More disturbing still, reading over the order issued to the server of www.robfordmayor.com, it seems that Rob Ford may actually believe some of the shit he’s trying to pedal to the voting public during this campaign. It starts like a prospective fundraising letter. Mr. Ford has been the Councillor representing Ward 2 in North Etobicoke since 2000, and he is one of the hardest working councillors in Toronto. Due to his extensive work in the community, Mr. Ford has become well-known for superlative and conscientious work as a public servant, businessman, volunteer and family man. Understandably, his reputation is very important to him. [bolding very definitely ours].

Errr… Mr. Ford’s “reputation is very important to him”? Can this be the same Rob Ford who, after complaints about his drunken outburst at a Leafs’ game 4 years ago, first lied about being there and then issued a public apology, stating that, hey, he was only human. Now his reputation’s important to him? Why the change? Oh right. He’s running for mayor.
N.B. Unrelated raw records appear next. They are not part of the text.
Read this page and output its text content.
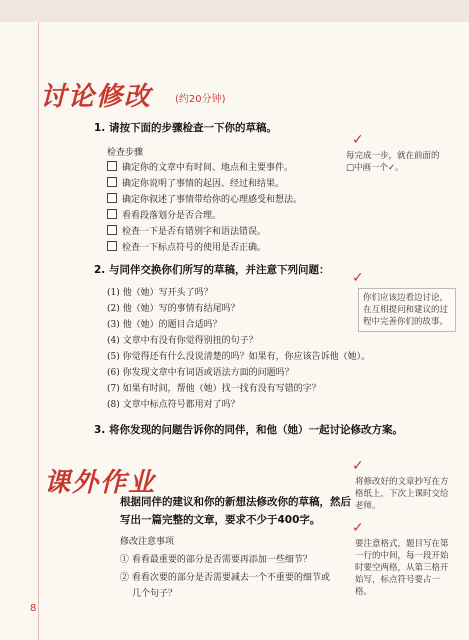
讨论修改 (约20分钟)
1. 请按下面的步骤检查一下你的草稿。
检查步骤
确定你的文章中有时间、地点和主要事件。
确定你说明了事情的起因、经过和结果。
确定你叙述了事情带给你的心理感受和想法。
看看段落划分是否合理。
检查一下是否有错别字和语法错误。
检查一下标点符号的使用是否正确。
✓
每完成一步，就在前面的□中画一个✓。
2. 与同伴交换你们所写的草稿，并注意下列问题：
(1) 他（她）写开头了吗？
(2) 他（她）写的事情有结尾吗？
(3) 他（她）的题目合适吗？
(4) 文章中有没有你觉得别扭的句子？
(5) 你觉得还有什么没说清楚的吗？如果有，你应该告诉他（她）。
(6) 你发现文章中有词语或语法方面的问题吗？
(7) 如果有时间，帮他（她）找一找有没有写错的字？
(8) 文章中标点符号都用对了吗？
✓
你们应该边看边讨论，在互相提问和建议的过程中完善你们的故事。
3. 将你发现的问题告诉你的同伴，和他（她）一起讨论修改方案。
课外作业
根据同伴的建议和你的新想法修改你的草稿，然后
写出一篇完整的文章，要求不少于400字。
修改注意事项
① 看看最重要的部分是否需要再添加一些细节？
② 看看次要的部分是否需要减去一个不重要的细节或
几个句子？
✓
将修改好的文章抄写在方格纸上，下次上课时交给老师。
✓
要注意格式，题目写在第一行的中间，每一段开始时要空两格，从第三格开始写，标点符号要占一格。
8
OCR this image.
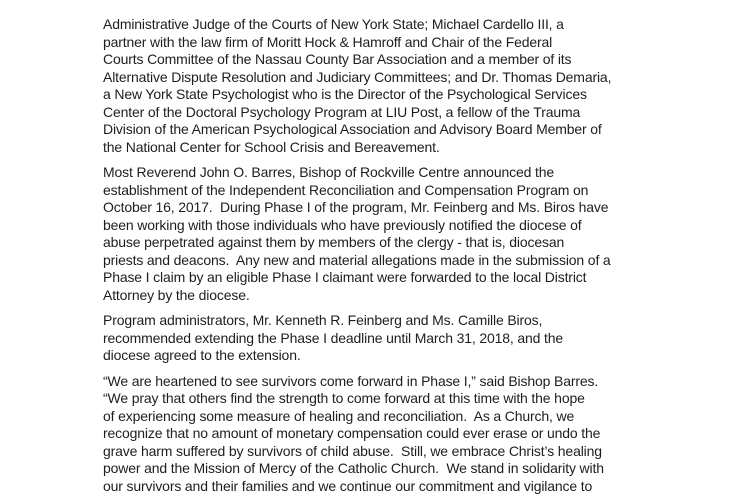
Administrative Judge of the Courts of New York State; Michael Cardello III, a
partner with the law firm of Moritt Hock & Hamroff and Chair of the Federal
Courts Committee of the Nassau County Bar Association and a member of its
Alternative Dispute Resolution and Judiciary Committees; and Dr. Thomas Demaria,
a New York State Psychologist who is the Director of the Psychological Services
Center of the Doctoral Psychology Program at LIU Post, a fellow of the Trauma
Division of the American Psychological Association and Advisory Board Member of
the National Center for School Crisis and Bereavement.

Most Reverend John O. Barres, Bishop of Rockville Centre announced the
establishment of the Independent Reconciliation and Compensation Program on
October 16, 2017.  During Phase I of the program, Mr. Feinberg and Ms. Biros have
been working with those individuals who have previously notified the diocese of
abuse perpetrated against them by members of the clergy - that is, diocesan
priests and deacons.  Any new and material allegations made in the submission of a
Phase I claim by an eligible Phase I claimant were forwarded to the local District
Attorney by the diocese.

Program administrators, Mr. Kenneth R. Feinberg and Ms. Camille Biros,
recommended extending the Phase I deadline until March 31, 2018, and the
diocese agreed to the extension.

“We are heartened to see survivors come forward in Phase I,” said Bishop Barres.
“We pray that others find the strength to come forward at this time with the hope
of experiencing some measure of healing and reconciliation.  As a Church, we
recognize that no amount of monetary compensation could ever erase or undo the
grave harm suffered by survivors of child abuse.  Still, we embrace Christ’s healing
power and the Mission of Mercy of the Catholic Church.  We stand in solidarity with
our survivors and their families and we continue our commitment and vigilance to
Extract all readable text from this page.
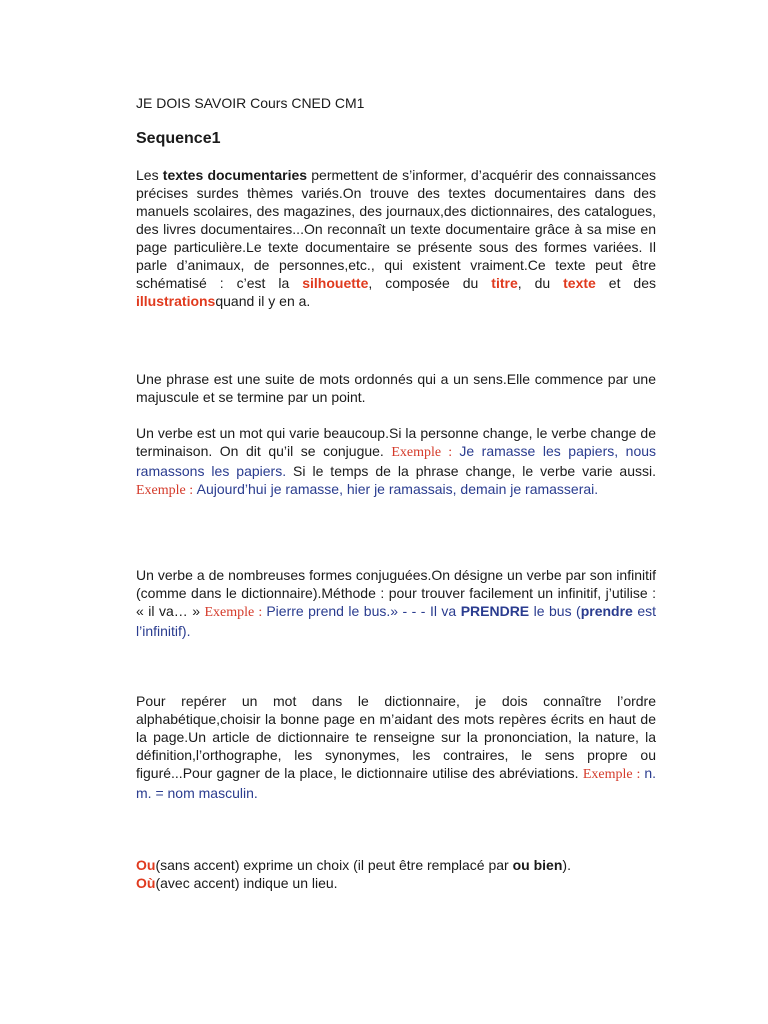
JE DOIS SAVOIR Cours CNED CM1
Sequence1
Les textes documentaries permettent de s’informer, d’acquérir des connaissances précises surdes thèmes variés.On trouve des textes documentaires dans des manuels scolaires, des magazines, des journaux,des dictionnaires, des catalogues, des livres documentaires...On reconnaît un texte documentaire grâce à sa mise en page particulière.Le texte documentaire se présente sous des formes variées. Il parle d’animaux, de personnes,etc., qui existent vraiment.Ce texte peut être schématisé : c’est la silhouette, composée du titre, du texte et des illustrationsquand il y en a.
Une phrase est une suite de mots ordonnés qui a un sens.Elle commence par une majuscule et se termine par un point.
Un verbe est un mot qui varie beaucoup.Si la personne change, le verbe change de terminaison. On dit qu’il se conjugue. Exemple : Je ramasse les papiers, nous ramassons les papiers. Si le temps de la phrase change, le verbe varie aussi. Exemple : Aujourd’hui je ramasse, hier je ramassais, demain je ramasserai.
Un verbe a de nombreuses formes conjuguées.On désigne un verbe par son infinitif (comme dans le dictionnaire).Méthode : pour trouver facilement un infinitif, j’utilise : « il va… » Exemple : Pierre prend le bus.» - - - Il va PRENDRE le bus (prendre est l’infinitif).
Pour repérer un mot dans le dictionnaire, je dois connaître l’ordre alphabétique,choisir la bonne page en m’aidant des mots repères écrits en haut de la page.Un article de dictionnaire te renseigne sur la prononciation, la nature, la définition,l’orthographe, les synonymes, les contraires, le sens propre ou figuré...Pour gagner de la place, le dictionnaire utilise des abréviations. Exemple : n. m. = nom masculin.
Ou(sans accent) exprime un choix (il peut être remplacé par ou bien).
Où(avec accent) indique un lieu.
As a candidate seeking that office and “one of the hardest working councillors in Toronto” — was lawyer Anthony Cole trying to summon up images of James Brown with that turn of phrase? – one might think Rob Ford and his team would have more important things on their plate other than trolling the internet, trying to quash what even the creator of robfordmayor.com referred to as a “low grade satire’. It reveals an unsettling streak of small-minded pettiness. In Rob Ford’s case, it also exposes the lie at the heart of his common man appeal. The emperor has no clothes and when the people pointed that out, he lawyered up and threatened them with libel suits. How very Conrad Black of Rob Ford.